Tuesday, August 28, 2007
The Short Life of Little Willie John
One of the primary themes that has emerged here on "One Poor Correspondent" is how young so many of the rock & roll stars we respect and admire were during the vital points of their careers. Such is the case with the R&B singer Little Willie John.
Little Willie John really was little -- five foot four -- and unlike Elton John or Robert "Sad Eyes" John -- John was his real last name. He is probably best known for making the original "Fever," which was covered note-for-note to great effect by Miss Peggy Lee. (Miss Peggy Lee's other signature song, "Is That All There Is," was written by the famed rock & roll pioneers Leiber and Stoller, and arranged and conducted by none other than Randy Newman.) But Little Willie did it first himself, in the summer of 1956, when he took it to Number One on the R&B charts, and Number 24 on the pop charts. Despite the fact that "Fever" seems the height of sophistication in the hands of Miss Peggy Lee, Little Willie was all of 18 when he made a hit out of it.
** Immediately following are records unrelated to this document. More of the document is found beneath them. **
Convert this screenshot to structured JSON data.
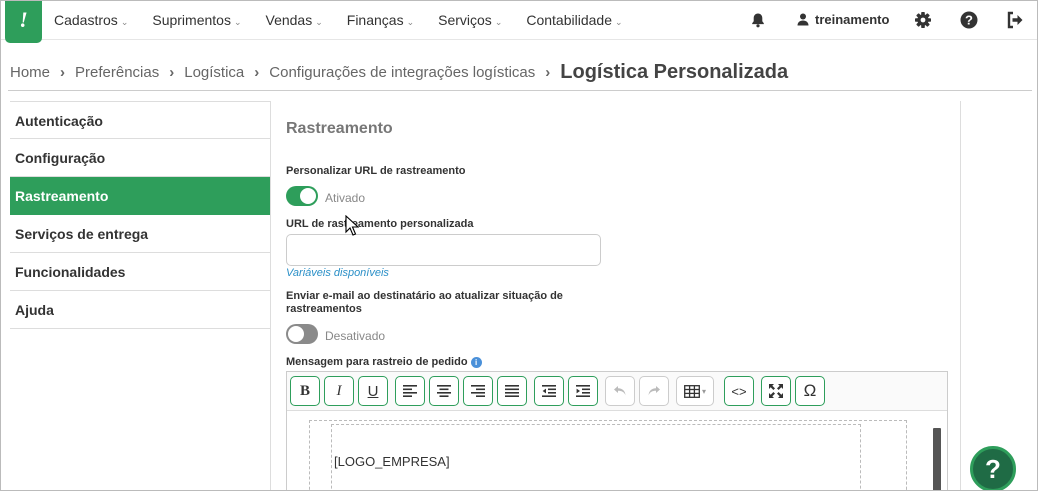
{
  "app": {
    "logo_glyph": "!",
    "brand_color": "#2e9e5b"
  },
  "nav": {
    "items": [
      {
        "label": "Cadastros"
      },
      {
        "label": "Suprimentos"
      },
      {
        "label": "Vendas"
      },
      {
        "label": "Finanças"
      },
      {
        "label": "Serviços"
      },
      {
        "label": "Contabilidade"
      }
    ],
    "user": "treinamento",
    "icons": [
      "bell-icon",
      "user-icon",
      "gear-icon",
      "help-icon",
      "logout-icon"
    ]
  },
  "breadcrumb": {
    "items": [
      "Home",
      "Preferências",
      "Logística",
      "Configurações de integrações logísticas"
    ],
    "current": "Logística Personalizada"
  },
  "sidemenu": {
    "items": [
      {
        "label": "Autenticação",
        "active": false
      },
      {
        "label": "Configuração",
        "active": false
      },
      {
        "label": "Rastreamento",
        "active": true
      },
      {
        "label": "Serviços de entrega",
        "active": false
      },
      {
        "label": "Funcionalidades",
        "active": false
      },
      {
        "label": "Ajuda",
        "active": false
      }
    ]
  },
  "content": {
    "section_title": "Rastreamento",
    "custom_url_label": "Personalizar URL de rastreamento",
    "custom_url_toggle": {
      "state": "on",
      "text": "Ativado"
    },
    "url_field_label": "URL de rastreamento personalizada",
    "url_field_value": "",
    "variables_link": "Variáveis disponíveis",
    "email_label": "Enviar e-mail ao destinatário ao atualizar situação de rastreamentos",
    "email_toggle": {
      "state": "off",
      "text": "Desativado"
    },
    "message_label": "Mensagem para rastreio de pedido",
    "editor_content": "[LOGO_EMPRESA]"
  },
  "help_button": "?"
}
Little Willie's last hit came in 1960, with "Sleep": he turned 23 around the time it was sneaking into the Top 20. His music career scuffling, Little Willie decided to go in a new direction in 1966 and knifed a guy after a show in Seattle -- Willie was known to have a few drinks. Convicted of manslaughter, he went to prison in Walla Walla, Washington, where he died of a heart attack in Washington State Prison in 1968. Little Willie John was 30.